Crowds queue for contentious Death of a President premiere at TIFF
Last Updated: Monday, September 11, 2006 | 10:39 AM ET
CBC Arts
A large and curious crowd, as well as a strong police presence, met the Toronto International Film Festival premiere of Death of a President Sunday night but no protests materialized in response to the controversial film.
Writer-director Gabriel Range has received death threats and has been flamed online over the work, which depicts the fictional assassination of U.S. President George W. Bush by a sniper in Chicago in 2007 in a melee that results from a violent anti-war protest.
The fictional, dramatic film uses a documentary format. It shows former Secret Service agents, police officers, the suspects in the shooting and their families reflecting back on the event from a fictional future, outlining how the country became more divided and xenophobic in the aftermath.
Range said Death of a President wasn't meant to be a political attack on Bush, but to examine the long-term effects of Washington's so-called "war on terror" and Americans' willingness to give up their civil liberties in return for promises of security in the wake of the Sept. 11 attacks.
"It is using the lens of the future to look at the present," director Range told the audience after the premiere.
"It is about issues that have affected us all in the last five years. It is a film about America today."
Both supporters, detractors queue to see film
Many of those waiting in the long line on Sunday, in hopes of scoring a last-minute ticket, defended the movie. Among them was Sanjay Rajput, a visitor from Detroit who said he worries the film might never be screened in the U.S.
"I think that just harms all sides," he said. "You're really seeing a marginalization of artistic points of view that don't fit the mainstream."
Michelle Legge, a resident of Beamsville, Ont., was also queuing in hopes of seeing the film, even though she said she opposed it and was upset about the timing of the screening just prior to the fifth anniversary of Sept. 11.
"I don't know. It just gives me the creeps thinking about that," she said.
Festival co-director urges critics, public to watch film
However, TIFF co-director Noah Cowan said Sunday that people should see the film before they judge it.
"It actually deals not very much with the idea of killing anybody. It's actually about policies and their aftermaths," he told a crowd outside the premiere.

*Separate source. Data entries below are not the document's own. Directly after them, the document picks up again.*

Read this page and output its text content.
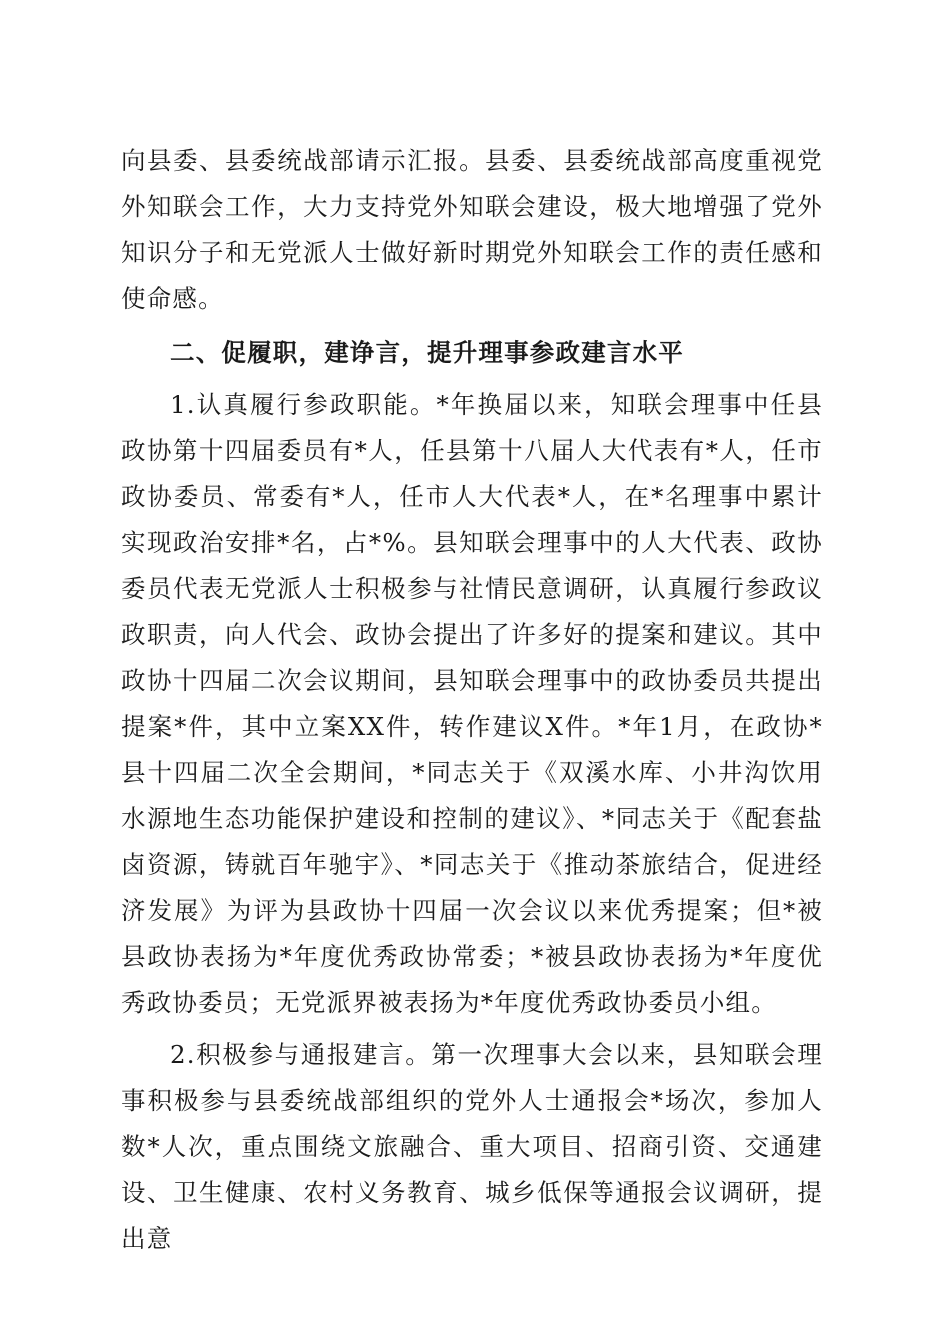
向县委、县委统战部请示汇报。县委、县委统战部高度重视党外知联会工作，大力支持党外知联会建设，极大地增强了党外知识分子和无党派人士做好新时期党外知联会工作的责任感和使命感。

二、促履职，建诤言，提升理事参政建言水平

1.认真履行参政职能。*年换届以来，知联会理事中任县政协第十四届委员有*人，任县第十八届人大代表有*人，任市政协委员、常委有*人，任市人大代表*人，在*名理事中累计实现政治安排*名，占*%。县知联会理事中的人大代表、政协委员代表无党派人士积极参与社情民意调研，认真履行参政议政职责，向人代会、政协会提出了许多好的提案和建议。其中政协十四届二次会议期间，县知联会理事中的政协委员共提出提案*件，其中立案XX件，转作建议X件。*年1月，在政协*县十四届二次全会期间，*同志关于《双溪水库、小井沟饮用水源地生态功能保护建设和控制的建议》、*同志关于《配套盐卤资源，铸就百年驰宇》、*同志关于《推动茶旅结合，促进经济发展》为评为县政协十四届一次会议以来优秀提案；但*被县政协表扬为*年度优秀政协常委；*被县政协表扬为*年度优秀政协委员；无党派界被表扬为*年度优秀政协委员小组。

2.积极参与通报建言。第一次理事大会以来，县知联会理事积极参与县委统战部组织的党外人士通报会*场次，参加人数*人次，重点围绕文旅融合、重大项目、招商引资、交通建设、卫生健康、农村义务教育、城乡低保等通报会议调研，提出意
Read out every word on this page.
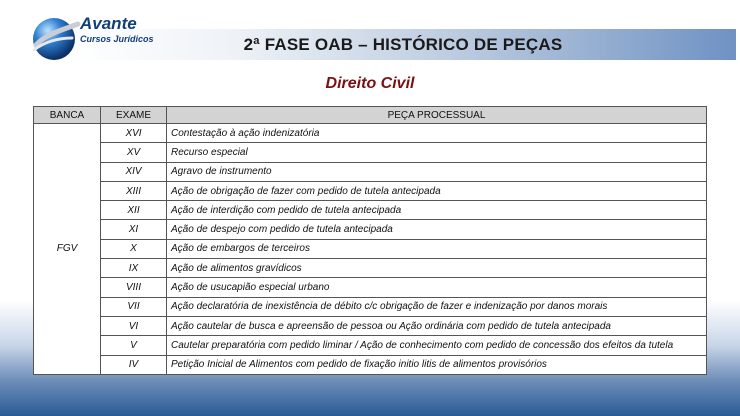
2ª FASE OAB – HISTÓRICO DE PEÇAS
Avante
Cursos Jurídicos
Direito Civil
BANCA	EXAME	PEÇA PROCESSUAL
FGV	XVI	Contestação à ação indenizatória
	XV	Recurso especial
	XIV	Agravo de instrumento
	XIII	Ação de obrigação de fazer com pedido de tutela antecipada
	XII	Ação de interdição com pedido de tutela antecipada
	XI	Ação de despejo com pedido de tutela antecipada
	X	Ação de embargos de terceiros
	IX	Ação de alimentos gravídicos
	VIII	Ação de usucapião especial urbano
	VII	Ação declaratória de inexistência de débito c/c obrigação de fazer e indenização por danos morais
	VI	Ação cautelar de busca e apreensão de pessoa ou Ação ordinária com pedido de tutela antecipada
	V	Cautelar preparatória com pedido liminar / Ação de conhecimento com pedido de concessão dos efeitos da tutela
	IV	Petição Inicial de Alimentos com pedido de fixação initio litis de alimentos provisórios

In TIFF materials issued this summer and in the program book, Death of a President was referred to as D.O.A.P. to keep the nature of the project quiet until closer to the screening.
Combines real footage, acting
Critics have attacked the film's combination of real documentary and news footage, including of the real-life Bush. For example, a publicity still that showed what appears to be Bush being shot has lit up blogs and provoked reaction around the world.
The image was actually shot using an actor, with Bush's face superimposed.
Range has previously used the technique of combining documentary footage and acted sequences into a fictional scenario in two projects for BBC2, both of them critiques of British political realities.
The Day Britain Stopped shows a complete failure of British transit systems after a simultaneous rail strike and plane crash. The Man Who Broke Britain posits a Britain in financial turmoil after oil prices peak and a shady trader loses millions for a major bank.